Des marchands pleins d’entrain faisaient de la publicité pour eux-mêmes, désireux de vendre leurs produits, tandis que les clients têtus essayaient de marchander les prix. Le bruit était si assourdissant que vous vous surpreniez à crier juste pour que la personne à côté de vous puisse entendre.

« Les gens sont si vivants, même à cette heure matinale », avais-je grommelé, pas encore tout à fait réveillé.

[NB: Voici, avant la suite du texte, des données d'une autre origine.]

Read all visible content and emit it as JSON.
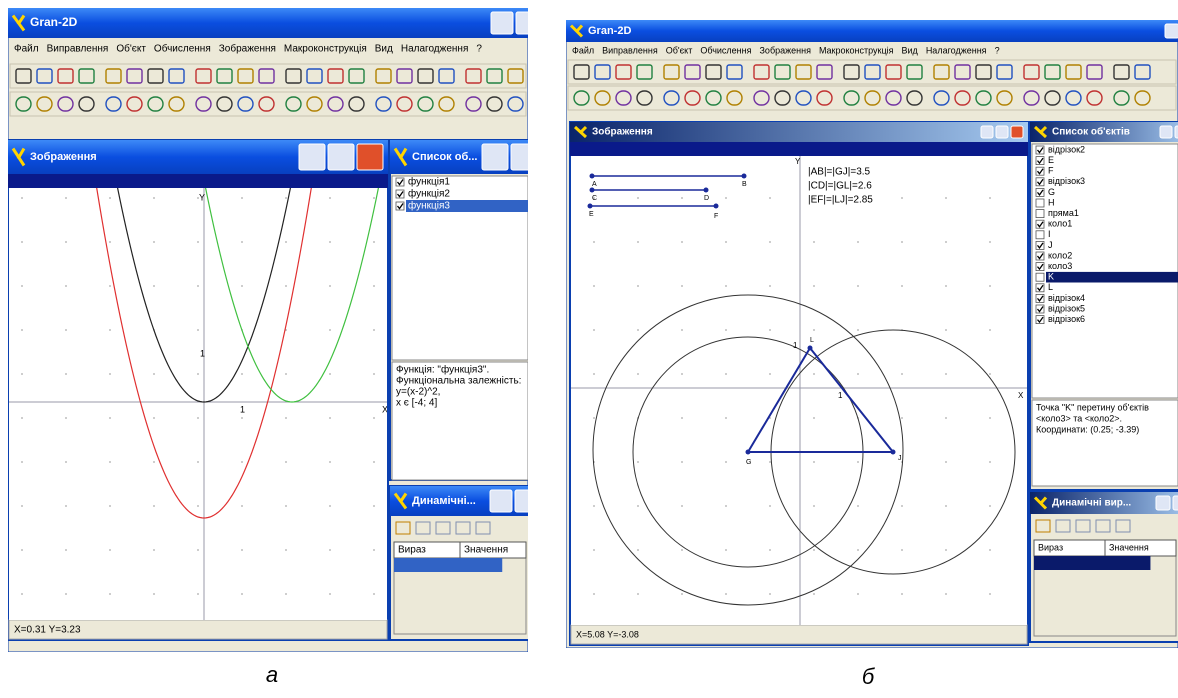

Mon partenaire, Luxon, planait dans les airs à côté de moi et me répondit : « Oui, tu as l’habitude d’être groggy au petit matin. Je pense que c’est dû à ta propension à rester éveillé si tard. S’il te plaît, fais plus d’efforts pour mener une vie saine. »

« Tu sais bien que je suis un oiseau de nuit. »

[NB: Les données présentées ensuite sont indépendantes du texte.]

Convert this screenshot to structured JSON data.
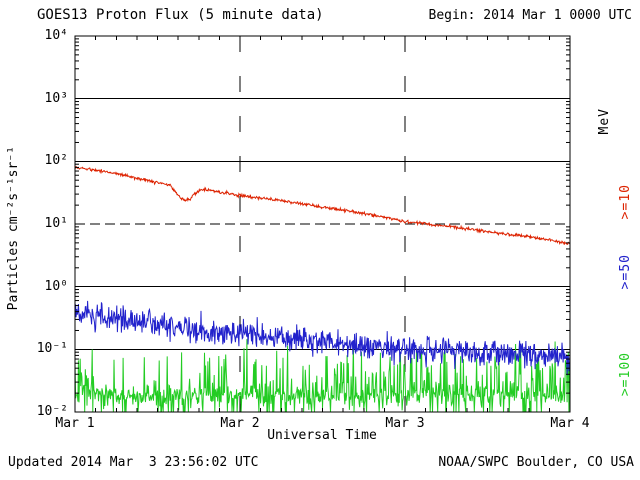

Comme d’habitude, je ne m’étais pas donné la peine de trouver une excuse valable, je n’étais pas vraiment un oiseau de nuit. Sa façon insistante de soulever la question m’avait suffisamment énervé pour que je veuille lui rendre la monnaie de sa pièce, c’est tout. Luxon semblait le sentir. « Même tes excuses sont devenues insipides. »

« J’ai sommeil, lâche-moi la grappe. J’ai enfin eu un jour de congé et quelqu’un m’a obligé à me lever tôt. Être chassé de la maison pour faire des courses ne me met pas vraiment d’humeur joyeuse. »

La seule raison pour laquelle j’étais venu à ce marché, c’est parce que Marie m’avait réveillé ce matin en disant : « Je suis occupée, alors j’ai besoin que tu ramènes les courses ici. » Elle était ma petite sœur dans ma vie précédente. Le fait d’être traité comme son valet cette fois-ci… eh bien, je me sentais sacrément pathétique. Normalement, je n’aurais pas hésité à refuser sa demande, mais…

« Désolée, Léon. Ce serait un peu difficile de tout porter toute seule, » déclara une voix de femme.

Oui, vous l’avez deviné, la personne chargée de faire les courses cette fois-ci était Noëlle, une fille dont les longs cheveux étaient attachés en une queue de cheval sur le côté droit de la tête. Ce qui la distinguait vraiment, c’est que ses cheveux étaient blonds sur le dessus, mais se transformaient en un ombré rose tendre aux extrémités.

Noëlle portait une tenue normale de tous les jours, bien que, malgré l’heure matinale, elle avait soigneusement relevé ses cheveux et appliqué un léger maquillage. Cela la distinguait d’autant plus du reste de la foule, qui ne semblait guère se soucier de son apparence. Les hommes, en particulier, la regardaient avec intérêt.

L’expression de Noëlle ne correspondait pas à son visage magnifiquement coordonné. Elle avait l’air coupable en s’excusant de m’avoir dérangé.

« Désolé, je n’essayais pas de te blâmer, Noëlle, » avais-je dit. « C’est Marie qui est en faute ici. »

« Mais tu m’aides. »

Mon travail était d’agir comme l’assistant de Noëlle et de porter ses affaires. Elle faisait la moue parce qu’elle semblait penser qu’elle m’accablait.

Alors qu’une atmosphère gênante commençait à s’installer entre nous, un Luxon déçu intervint pour me blâmer. « Je vois que tu es toujours aussi ignorant. »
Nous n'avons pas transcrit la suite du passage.